Image: Bugs for Life.

The fried tarantula saleswomen of Skuon, Cambodia, claim the snacks they hawk have beautifying properties. It's a time-honoured sales technique, and the cosmetic attributes of the spiders known as a-ping have yet to be scientifically verified. But the true benefits of a-ping are more than skin-deep.

The farming of insects (and arachnids) will play a significant role in the struggle for global food security. Ten kilogrammes of feed produces six kilogrammes of edible crickets, but just one kilogramme of beef. Urging the consumption of insects as a panacea to food insecurity, a 2013 UN report also noted that "empowering rural women can significantly increase productivity, improve rural livelihoods and reduce hunger and malnutrition." As such, the authors argue that the edible insect market can enable some of the world's most vulnerable women to escape economic and nutritional insecurity.

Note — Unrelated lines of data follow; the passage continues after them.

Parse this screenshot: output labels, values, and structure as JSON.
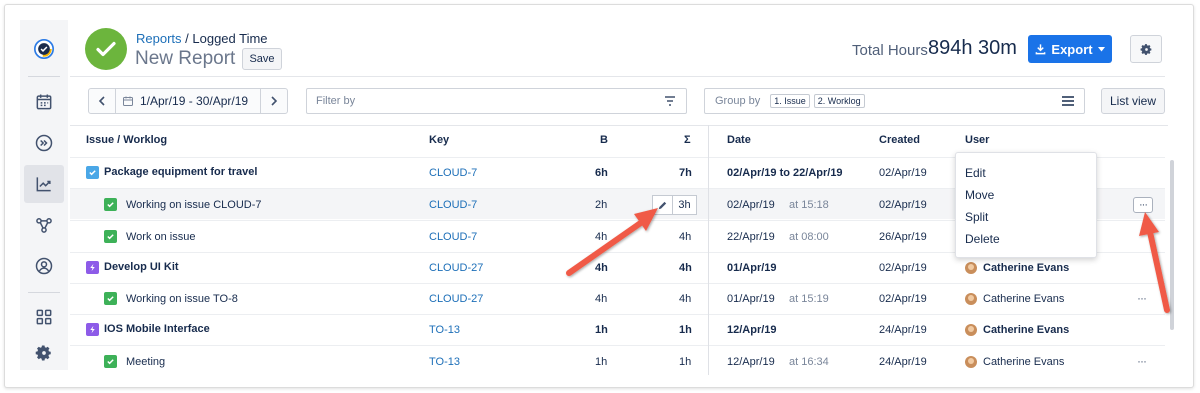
{
  "app": {
    "logo_icon": "app-logo-icon"
  },
  "sidebar": {
    "items": [
      {
        "icon": "calendar-icon"
      },
      {
        "icon": "forward-circle-icon"
      },
      {
        "icon": "chart-trend-icon",
        "active": true
      },
      {
        "icon": "nodes-icon"
      },
      {
        "icon": "user-circle-icon"
      },
      {
        "icon": "grid-icon"
      },
      {
        "icon": "gear-icon"
      }
    ]
  },
  "header": {
    "breadcrumb_link": "Reports",
    "breadcrumb_sep": " / ",
    "breadcrumb_current": "Logged Time",
    "title": "New Report",
    "save_label": "Save",
    "total_label": "Total Hours",
    "total_value": "894h 30m",
    "export_label": "Export",
    "colors": {
      "accent": "#1a73e8",
      "success": "#6cb53d"
    }
  },
  "toolbar": {
    "date_range": "1/Apr/19 - 30/Apr/19",
    "filter_placeholder": "Filter by",
    "group_label": "Group by",
    "group_chips": [
      "1. Issue",
      "2. Worklog"
    ],
    "list_view_label": "List view"
  },
  "table": {
    "headers": {
      "issue": "Issue / Worklog",
      "key": "Key",
      "b": "B",
      "sigma": "Σ",
      "date": "Date",
      "created": "Created",
      "user": "User"
    },
    "rows": [
      {
        "type": "issue",
        "icon": "blue",
        "name": "Package equipment for travel",
        "key": "CLOUD-7",
        "b": "6h",
        "sigma": "7h",
        "date": "02/Apr/19 to 22/Apr/19",
        "time": "",
        "created": "02/Apr/19",
        "user": ""
      },
      {
        "type": "worklog",
        "icon": "green",
        "name": "Working on issue CLOUD-7",
        "key": "CLOUD-7",
        "b": "2h",
        "sigma": "3h",
        "date": "02/Apr/19",
        "time": "at 15:18",
        "created": "02/Apr/19",
        "user": ""
      },
      {
        "type": "worklog",
        "icon": "green",
        "name": "Work on issue",
        "key": "CLOUD-7",
        "b": "4h",
        "sigma": "4h",
        "date": "22/Apr/19",
        "time": "at 08:00",
        "created": "26/Apr/19",
        "user": ""
      },
      {
        "type": "issue",
        "icon": "purple",
        "name": "Develop UI Kit",
        "key": "CLOUD-27",
        "b": "4h",
        "sigma": "4h",
        "date": "01/Apr/19",
        "time": "",
        "created": "02/Apr/19",
        "user": "Catherine Evans"
      },
      {
        "type": "worklog",
        "icon": "green",
        "name": "Working on issue TO-8",
        "key": "CLOUD-27",
        "b": "4h",
        "sigma": "4h",
        "date": "01/Apr/19",
        "time": "at 15:19",
        "created": "02/Apr/19",
        "user": "Catherine Evans"
      },
      {
        "type": "issue",
        "icon": "purple",
        "name": "IOS Mobile Interface",
        "key": "TO-13",
        "b": "1h",
        "sigma": "1h",
        "date": "12/Apr/19",
        "time": "",
        "created": "24/Apr/19",
        "user": "Catherine Evans"
      },
      {
        "type": "worklog",
        "icon": "green",
        "name": "Meeting",
        "key": "TO-13",
        "b": "1h",
        "sigma": "1h",
        "date": "12/Apr/19",
        "time": "at 16:34",
        "created": "24/Apr/19",
        "user": "Catherine Evans"
      }
    ]
  },
  "context_menu": {
    "items": [
      "Edit",
      "Move",
      "Split",
      "Delete"
    ]
  },
  "row_actions": {
    "more_label": "···"
  }
}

Women are responsible for cultivating up to 80 percent of the crops in many agricultural nations, and yet patrilineal land laws and customs often prevent them from owning their own property. The typical seed is planted by a woman in earth owned by a man. Divorce, the death of a relative or the failure to find a spouse can all prevent women from accessing traditional agricultural resources, and these women are less likely to have the capital to buy a goat or a flock of chickens. Given the amount of unpaid labor women are expected to undertake in the home, they also have less time available to spend rearing livestock.

For economically insecure women, insect farming is often a more accessible option.

Image: Bugs for Life.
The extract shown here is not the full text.